In Chapter 2 I said that happy little critters singing and dancing has never been my kind of party, and what transpires in this chapter isn’t either, really. I may not be welcome at a knees-up in honour of the Mighty Three, but I daresay I would be invited to mingle over a bowl of Green Mouser blood afterwards. The Hobbers are my chums, and though they be heathen scum they are honourable heathen scum; worthy adversaries for such as I.

As a young’un I was – like many of you, I’m sure – morbidly fascinated by this chapter. If anybody ever needed and example of Robin Jarvis doing what Robin Jarvis does best, this is it. The fiery-eyed little devils leaping around the elderwood fire may be dressed in the medieval hoods and cloaks of classic talking animal fantasy, but these ‘hordebeasts’ are on another level. If you don’t already count yourself among their number, show them proper respect, or you’ll end up on the peeling block, being made into ‘art’!

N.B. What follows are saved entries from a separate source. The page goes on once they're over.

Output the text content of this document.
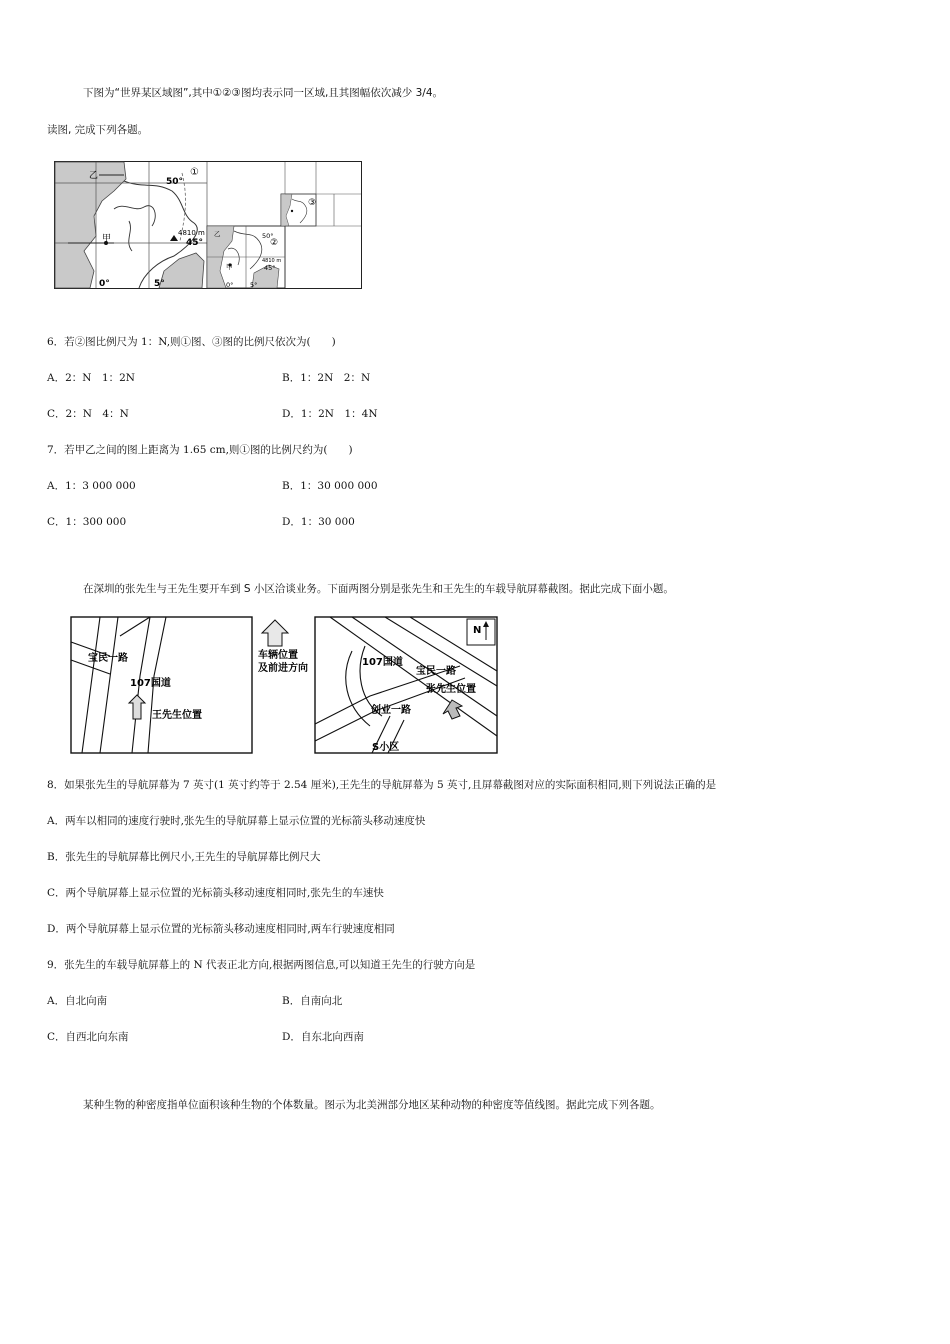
下图为“世界某区域图”,其中①②③图均表示同一区域,且其图幅依次减少 3/4。
读图, 完成下列各题。
乙
甲
50°
45°
4810 m
0°	5°
①
②
③
乙
甲
50°
45°
0°	5°
4810 m
6．若②图比例尺为 1：N,则①图、③图的比例尺依次为(　　)
A．2：N　1：2N	B．1：2N　2：N
C．2：N　4：N	D．1：2N　1：4N
7．若甲乙之间的图上距离为 1.65 cm,则①图的比例尺约为(　　)
A．1：3 000 000	B．1：30 000 000
C．1：300 000	D．1：30 000
在深圳的张先生与王先生要开车到 S 小区洽谈业务。下面两图分别是张先生和王先生的车载导航屏幕截图。据此完成下面小题。
宝民一路
107国道
王先生位置
车辆位置
及前进方向
N
107国道
宝民一路
张先生位置
创业一路
S小区
8．如果张先生的导航屏幕为 7 英寸(1 英寸约等于 2.54 厘米),王先生的导航屏幕为 5 英寸,且屏幕截图对应的实际面积相同,则下列说法正确的是
A．两车以相同的速度行驶时,张先生的导航屏幕上显示位置的光标箭头移动速度快
B．张先生的导航屏幕比例尺小,王先生的导航屏幕比例尺大
C．两个导航屏幕上显示位置的光标箭头移动速度相同时,张先生的车速快
D．两个导航屏幕上显示位置的光标箭头移动速度相同时,两车行驶速度相同
9．张先生的车载导航屏幕上的 N 代表正北方向,根据两图信息,可以知道王先生的行驶方向是
A．自北向南	B．自南向北
C．自西北向东南	D．自东北向西南
某种生物的种密度指单位面积该种生物的个体数量。图示为北美洲部分地区某种动物的种密度等值线图。据此完成下列各题。
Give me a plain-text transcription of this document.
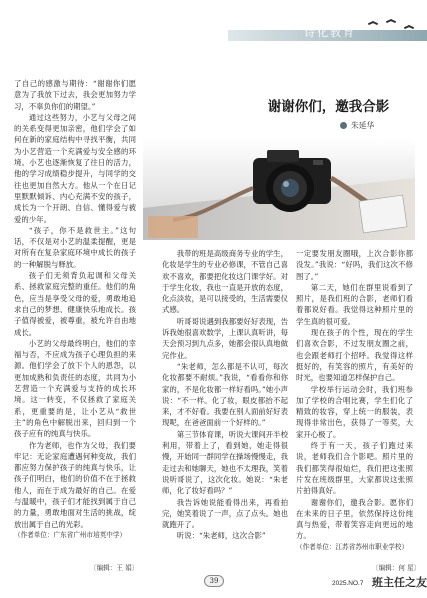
诗化教育

了自己的感激与期待：“谢谢你们愿意为了我放下过去，我会更加努力学习，不辜负你们的期望。”

通过这些努力，小艺与父母之间的关系变得更加亲密，他们学会了如何在新的家庭结构中寻找平衡，共同为小艺营造一个充满爱与安全感的环境。小艺也逐渐恢复了往日的活力，他的学习成绩稳步提升，与同学的交往也更加自然大方。他从一个在日记里默默倾诉、内心充满不安的孩子，成长为一个开朗、自信、懂得爱与被爱的少年。

“孩子，你不是救世主。”这句话，不仅是对小艺的温柔提醒，更是对所有在复杂家庭环境中成长的孩子的一种解脱与释放。

孩子们无须背负起调和父母关系、拯救家庭完整的重任。他们的角色，应当是享受父母的爱，勇敢地追求自己的梦想、健康快乐地成长。孩子值得被爱，被尊重，被允许自由地成长。

小艺的父母最终明白，他们的幸福与否，不应成为孩子心理负担的来源。他们学会了放下个人的恩怨，以更加成熟和负责任的态度，共同为小艺营造一个充满爱与支持的成长环境。这一转变，不仅拯救了家庭关系，更重要的是，让小艺从“救世主”的角色中解脱出来，回归到一个孩子应有的纯真与快乐。

作为老师，也作为父母，我们要牢记：无论家庭遭遇何种变故，我们都应努力保护孩子的纯真与快乐，让孩子们明白，他们的价值不在于拯救他人，而在于成为最好的自己。在爱与温暖中，孩子们才能找到属于自己的力量，勇敢地面对生活的挑战，绽放出属于自己的光彩。

（作者单位：广东省广州市培英中学）

谢谢你们，邀我合影
朱延华

我带的班是高级商务专业的学生，化妆是学生的专业必修课，不管自己喜欢不喜欢，都要把化妆这门课学好。对于学生化妆，我也一直是开放的态度，化点淡妆，是可以接受的，生活需要仪式感。

听哥哥说遇到我都要好好表现，告诉我她很喜欢数学，上课认真听讲，每天会预习到九点多，她都会很认真地做完作业。

“朱老师，怎么都是不认可，每次化妆都要不耐烦。”我说，“看看你和你家的，不是化妆都一样好看吗。”她小声说：“不一样。化了妆，眼皮都抬不起来，才不好看。我要在别人面前好好表现呢，在爸爸面前一个好样的。”

第三节体育课，听说大课间开半校利用，带着上了，看到她，她走得很慢，开始同一群同学在操场慢慢走，我走过去和她聊天，她也不太理我，笑着说听哥说了，这次化妆。她说：“朱老师，化了妆好看吗？”

我告诉她说能看得出来，再看拍完，她笑着说了一声，点了点头。她也就跑开了。

听说：“朱老师，这次合影”

一定要发朋友圈哦，上次合影你都没发。”我说：“好吗，我们这次不修图了。”

第二天，她们在群里说看到了照片，是我们班的合影，老师们看着都说好看。我觉得这种照片里的学生真的很可爱。

现在孩子的个性，现在的学生们喜欢合影，不过发朋友圈之前，也会跟老师打个招呼。我觉得这样挺好的，有笑容的照片，有美好的时光，也要知道怎样保护自己。

学校举行运动会时，我们班参加了学校的合唱比赛，学生们化了精致的妆容，穿上统一的服装，表现得非常出色，获得了一等奖，大家开心极了。

终于有一天，孩子们跑过来说，老师我们合个影吧。照片里的我们都笑得很灿烂，我们把这张照片发在班级群里，大家都说这张照片拍得真好。

谢谢你们，邀我合影。愿你们在未来的日子里，依然保持这份纯真与热爱，带着笑容走向更远的地方。

（作者单位：江苏省苏州市职业学校）

〔编辑：王 娟〕	〔编辑：何 星〕
39	2025.NO.7 班主任之友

As a last note, I’ve always felt that the soundtrack from The Black Cauldron fitted the tone of this book, and I think this sinister piece in particular perfectly captures the high priest’s grand entrance.

 

Matt’s Thoughts: While I doubt I’ll be able to say it anywhere near as eloquently as Aufwader, who doesn’t love a good sacrificial cult? It was such a memorable plot device in the 80s –  I’m remembering Indiana Jones and the Temple of Doom and also Young Sherlock Holmes (which possibly no one has seen, but got an interesting nod in the opening scene of Guy Ritchie’s Sherlock Holmes). And I’m sure there are many others.

The dreadful scene with the White Witch and her followers at the Stone Table in The Lion, The Witch and the Wardrobe?

But Mr Jarvis is not going to let us have this just for fun. The stakes are ratcheted up. Pigwiggen is pretty unsettling, the high priest of the Hobbers is pretty vicious (especially if you have the silver-letter paperback, which features a particularly ferocious likeness of him on the front) and Godfrey’s departure from the story is pretty heartbreaking.

However, it does get the acorn back into Ysabelle’s hands and the quest can continue. (That’s another thing about this story – it fits into that mythical Tolkien ‘quest’ format where our heroes must take a long journey to achieve something.)